Андрея Веселова арестовали две недели тому назад, Антонину Петровну Кирилину — всего три дня. Причины ареста и того и другой установлены: Андрея — через бывших с ним в ту ночь товарищей, Антонины Петровны — через мать-старуху, которая с того дня, как арестовали дочь, тенью бродила по городу и ночевала где попало.

Но тот, кто перешагивал порог гестапо, умирал для товарищей и родных. Из гестапо на свободу не просачивалось ни вести, ни звука. «Кто же, кто же, черт побери?»

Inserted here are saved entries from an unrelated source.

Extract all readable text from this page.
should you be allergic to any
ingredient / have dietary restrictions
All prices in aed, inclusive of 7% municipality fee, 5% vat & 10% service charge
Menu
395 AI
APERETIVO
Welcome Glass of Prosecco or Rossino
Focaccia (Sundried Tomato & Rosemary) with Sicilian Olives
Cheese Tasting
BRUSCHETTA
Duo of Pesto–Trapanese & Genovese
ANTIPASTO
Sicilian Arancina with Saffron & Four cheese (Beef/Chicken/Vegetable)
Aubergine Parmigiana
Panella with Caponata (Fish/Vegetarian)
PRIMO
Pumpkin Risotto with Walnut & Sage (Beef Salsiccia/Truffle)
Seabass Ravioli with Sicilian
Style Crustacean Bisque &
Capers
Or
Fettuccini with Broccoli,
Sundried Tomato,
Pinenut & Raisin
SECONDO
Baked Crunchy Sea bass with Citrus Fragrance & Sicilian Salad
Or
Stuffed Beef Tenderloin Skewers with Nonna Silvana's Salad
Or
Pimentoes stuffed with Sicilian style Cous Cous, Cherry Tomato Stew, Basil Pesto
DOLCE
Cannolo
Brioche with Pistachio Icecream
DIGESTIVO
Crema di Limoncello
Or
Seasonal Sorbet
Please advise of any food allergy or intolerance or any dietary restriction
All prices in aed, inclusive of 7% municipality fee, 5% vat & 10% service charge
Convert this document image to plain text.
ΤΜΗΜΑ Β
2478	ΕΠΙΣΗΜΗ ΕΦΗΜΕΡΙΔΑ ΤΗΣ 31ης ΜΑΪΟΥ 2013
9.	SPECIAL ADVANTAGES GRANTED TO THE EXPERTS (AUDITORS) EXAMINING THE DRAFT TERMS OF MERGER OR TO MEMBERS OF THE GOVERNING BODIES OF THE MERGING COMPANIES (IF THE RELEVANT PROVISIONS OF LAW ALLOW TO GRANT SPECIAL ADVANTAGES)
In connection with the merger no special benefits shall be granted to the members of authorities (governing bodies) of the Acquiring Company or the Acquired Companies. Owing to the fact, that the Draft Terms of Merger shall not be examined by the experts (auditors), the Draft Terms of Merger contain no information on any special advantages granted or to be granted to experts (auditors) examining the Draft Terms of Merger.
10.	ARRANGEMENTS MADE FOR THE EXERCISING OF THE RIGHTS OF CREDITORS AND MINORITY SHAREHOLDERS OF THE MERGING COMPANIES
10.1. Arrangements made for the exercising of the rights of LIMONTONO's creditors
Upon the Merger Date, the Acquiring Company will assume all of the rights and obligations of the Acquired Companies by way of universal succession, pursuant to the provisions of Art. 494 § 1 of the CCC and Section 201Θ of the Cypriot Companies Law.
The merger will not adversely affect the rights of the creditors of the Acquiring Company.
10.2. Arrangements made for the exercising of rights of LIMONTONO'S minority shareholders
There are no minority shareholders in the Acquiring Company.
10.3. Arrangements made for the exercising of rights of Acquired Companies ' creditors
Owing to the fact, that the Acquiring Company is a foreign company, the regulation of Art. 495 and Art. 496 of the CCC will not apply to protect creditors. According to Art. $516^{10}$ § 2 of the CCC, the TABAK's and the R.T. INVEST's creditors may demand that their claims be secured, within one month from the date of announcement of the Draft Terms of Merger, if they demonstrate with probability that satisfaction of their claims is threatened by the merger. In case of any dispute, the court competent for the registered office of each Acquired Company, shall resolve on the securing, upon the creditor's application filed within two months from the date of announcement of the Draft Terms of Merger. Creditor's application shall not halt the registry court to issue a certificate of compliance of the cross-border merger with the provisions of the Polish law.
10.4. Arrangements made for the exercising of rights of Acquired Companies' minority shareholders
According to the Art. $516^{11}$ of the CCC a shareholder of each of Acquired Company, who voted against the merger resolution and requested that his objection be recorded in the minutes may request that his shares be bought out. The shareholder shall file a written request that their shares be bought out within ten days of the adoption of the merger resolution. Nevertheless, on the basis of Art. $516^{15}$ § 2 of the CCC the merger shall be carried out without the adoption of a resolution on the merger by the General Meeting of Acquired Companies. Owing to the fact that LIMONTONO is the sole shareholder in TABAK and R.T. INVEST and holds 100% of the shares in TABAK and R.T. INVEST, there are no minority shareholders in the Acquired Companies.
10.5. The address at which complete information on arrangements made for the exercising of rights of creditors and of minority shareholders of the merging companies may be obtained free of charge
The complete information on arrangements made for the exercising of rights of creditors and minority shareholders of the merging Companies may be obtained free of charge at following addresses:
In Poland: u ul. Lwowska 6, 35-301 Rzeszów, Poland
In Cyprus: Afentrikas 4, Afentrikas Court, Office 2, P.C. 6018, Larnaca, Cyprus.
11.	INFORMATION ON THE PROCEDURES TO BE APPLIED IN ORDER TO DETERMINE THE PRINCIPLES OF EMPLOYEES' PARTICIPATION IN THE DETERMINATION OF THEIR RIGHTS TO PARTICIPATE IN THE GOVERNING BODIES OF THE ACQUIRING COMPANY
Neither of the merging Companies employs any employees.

Пахарева взяли всего несколько часов назад; он еще не встал с кровати, когда за ним пришли. Обыск был так тщателен, что в некоторых местах даже отодрали штукатурку на стенах и под взорванными полами прощупали сантиметр за сантиметром всю землю. Пахарев, наблюдая за действиями эсэсовцев, подумал о том, что вовремя переменил после ареста Антонины Петровны пароли в некоторых районах города.

Вновь и вновь прикидывает Пахарев последствия своего ареста и немного успокаивается. Самое худшее, что может случиться, это временная разобщенность подпольных групп в различных районах города. Голиков — отличный организатор и сумеет выправить положение.

— Вы решили издеваться надо мной, Пахарев? — доходит до него наконец один из вопросов следователя. — Или вы плохо слышите?

— Ни то и ни другое. Попросту мне нечего вам говорить. Я старый человек. То, о чем вы меня спрашиваете, не имеет ко мне никакого отношения.

Следователь постучал карандашом о стол и, глядя мимо Пахарева, сказал:

— Рад вам поверить, ко факты, факты…

Геннадий Васильевич устало и недовольно усмехнулся.

— Знаете, господин следователь, перестаньте, нужно совсем не обладать чувством юмора. В моем возрасте знакомиться с чужими женами. С женой бургомистра… Смешно, право, слушать.

Широко распахнув дверь, в камеру вошел майор Зоммер; от него пахло сигарами и духами; следователь встал.

Они поговорили по-немецки, и Зоммер с тяжелым, холодным любопытством оглядел Пахарева. У Геннадия Васильевича шевельнулось в душе неприятное, тревожное чувство. Оно еще больше увеличилось, когда его оставили в камере одного и захлопнули дверь.

Опасаясь подвоха, Пахарев прислонился спиной к стене, постоял минут пять, оглядывая камеру, и, пожав плечами, сел на пол.

Сотрясая тело, его долго бил кашель. Он потянулся было по старой привычке за табаком в карман, но, вспомнив, что кисет, спички и бумагу отобрали, усмехнулся. Прислушался. Тишина стояла такая, что ему показалось, будто он слышит, как горит настольная электрическая лампа. Он напряг слух. Точно: в мертвой, неподвижной тишине еле-еле уловимо потрескивало. «Контакты неплотно приходятся», — подумал он и кашлянул. Тишина растворила звук, и Пахарев опять усмехнулся. «На нервах играют… Вот святая невинность… а еще тайная полиция…»

Геннадий Васильевич встал и прошелся по камере, наискось, с угла на угол. Ровно шесть с половиной шагов. Шесть с половиной…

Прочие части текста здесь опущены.